This post is based on a podcast with Duane Cummings. If you’d like to listen to more #FlipMyFunnel Podcast episodes, you can check them out here and listen to this episode below!
You want to be a leader, or maybe you are already a leader, and you want to learn how to become a better one. Who are you gonna call?
Here’s What We’re Unpacking Today:
- What is a sensational leader?
- Why are so many leaders also really good communicators?
- How leaders inspire their teams.
- Characteristics of great leaders.
- Sangram’s Summary
- Duane’s Challenge
Here’s what he had to say.
“I think there are 160 countries in the UN, and I’ve visited over 80 of them, so I’m over halfway through visiting all the countries on the planet,” says Cummings. Most of his travel has been both business and pleasure. A lot of his African travel is connected to his wife Kim Cummings’ charity Sole Hope.
What Is a Sensational Leader?
To Cummings, a leader creates other leaders who empower or liberate other people.
Why Are So Many Leaders Also Really Good Speakers?
While many different leaders are good communicators, that’s not necessarily a prerequisite. Some tongue-tied leaders have a team partner who can convey the mission to the team.
How Leaders Inspire Their Teams
Keni Thomas, one of the real soldiers from the Mogadishu/Black Hawk Down incident, is one of Cummings’ favorite examples. Thomas, a speaker-singer-songwriter, orates frequently about leadership, about being of service, and helping the next person.
In Cummings’ professional career, he learned to reframe a challenge or crisis by repeating the phrase “what an opportunity.”
“It’s an opportunity to show how good you are. It’s an opportunity to reconnect with clients. It’s an opportunity to go back in and learn your craft or what you’re doing. Those kinds of mind-shifts, as a leader, even if they sound clichéd in our tagline, will make the difference,” says Cummings.
Speaker and podcaster, Andy Stanley, suggests that leaders go from “how?” to “wow!” For example, when a colleague comes up with a new idea, don’t ask “how?” Just say “Wow, that’s a great idea.”
“How?” can kill an idea before its time, discourage others, and stop your team from coming up with innovations.
A leader’s job is to encourage his team.
“If you just hushed and said ‘Awesome, wow’ and cheer people on,” said Cummings, “productivity would go through the roof in most companies.”
Whether or not any specific idea is executed is immaterial. Everybody wants to be valued. Everybody wants to know they’re being heard.
Characteristics of Great Leaders
Cummings believes that sensational leaders are inclusive versus exclusive. Some leaders have a corner office on a floor that only a chosen few can access. More effective leaders are accessible to their team. Billionaire Michael Bloomberg famously worked out of a cubicle in his company’s bullpen.
Great leaders have to be empathetic.
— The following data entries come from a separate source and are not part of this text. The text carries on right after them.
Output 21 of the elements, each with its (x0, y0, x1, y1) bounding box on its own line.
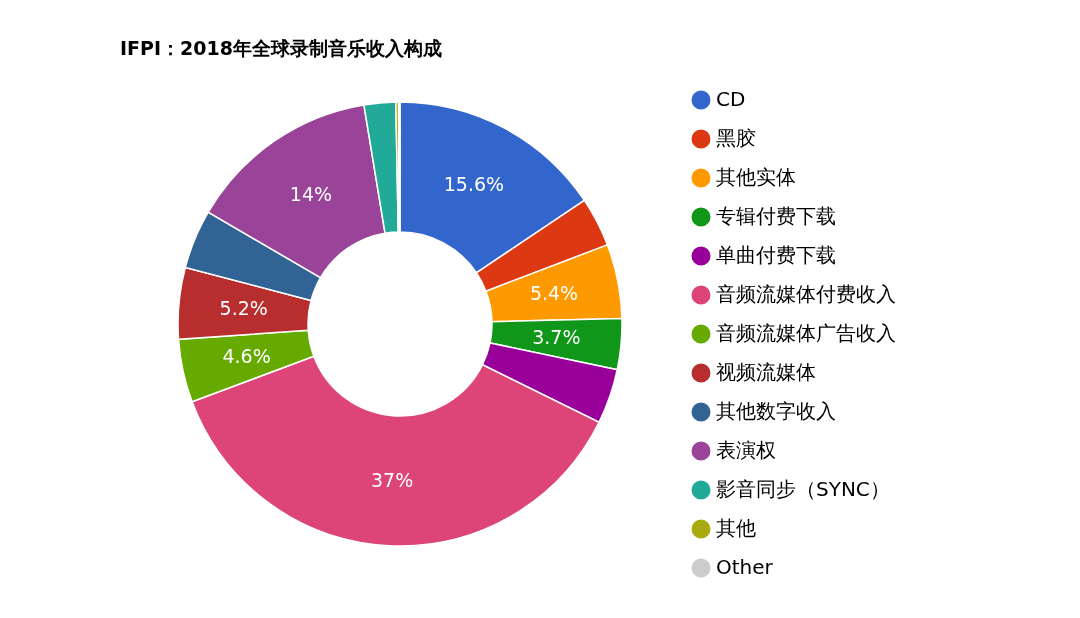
legend-label: 音频流媒体广告收入 (716, 321, 896, 345)
data-label: 37% (370, 468, 414, 491)
data-label: 5.4% (529, 281, 579, 304)
legend-label: 单曲付费下载 (716, 243, 836, 267)
legend-label: 黑胶 (716, 126, 756, 150)
legend-label: CD (716, 87, 746, 111)
legend-label: 视频流媒体 (716, 360, 816, 384)
legend-label: 其他数字收入 (716, 399, 836, 423)
legend-label: 专辑付费下载 (716, 204, 836, 228)
data-label: 4.6% (222, 345, 271, 368)
legend-label: 音频流媒体付费收入 (716, 282, 896, 306)
data-label: 14% (289, 182, 333, 205)
chart-title: IFPI：2018年全球录制音乐收入构成 (120, 37, 442, 59)
legend-label: 其他实体 (716, 165, 796, 189)
legend-label: Other (716, 555, 774, 579)
legend-label: 表演权 (716, 438, 776, 462)
data-label: 15.6% (443, 173, 505, 196)
data-label: 3.7% (532, 326, 581, 349)
data-label: 5.2% (219, 297, 268, 320)
legend-label: 其他 (716, 516, 756, 540)
legend-label: 影音同步（SYNC） (716, 477, 890, 501)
Empathy is being able to put yourself in the other person’s shoes, see it from their point of view, and that’s about awareness.
Leaders are not just aware of what others are doing and feeling, they are also self-aware about how they can use their status to remedy problems.
If a leader thinks somebody is being shortchanged, they’d adjust. If they saw somebody was uncomfortable with a topic, they’d know how to handle it.
Leaders facilitate using the collective intelligence of everybody around them. Great leaders don’t think they have all the answers. They know that the group will most likely come up with something better than they could as an individual.
- Leaders make other people leaders.
- Communication is vitally important.
- Leadership is about serving.
- Use “wow!” instead of “how?” whenever you hear an idea.
- “What an opportunity” is another way to get people to think not solely about problems, but ways to solve them.
- Everybody wants to be valued. Create an environment that brings everybody together, no matter what level they are.
- Leaders are inclusive, they bring people into the fold to solve a problem.
- Leaders are empathetic.
- You cannot be a sensational leader unless you are amazingly self-aware.
In every meeting you have for the next week, one-on-one, group, staff, whatever it is, be the last to talk.
When you speak early, people think you already have the idea that you want, or that your mind is made up. They won’t pitch things to you because they don’t think you’re ready to listen.
Just actively engage and listen. Make notes, confirm, reaffirm. If you have a question, ask it, but don’t contribute anything until the end of the meeting.
Then go over everything, so that the people in that meeting knew that you were actively listening. They will feel valued and you will have set the environment for them to contribute
“Be the person who says ‘I’m all ears.’ That’s the challenge.”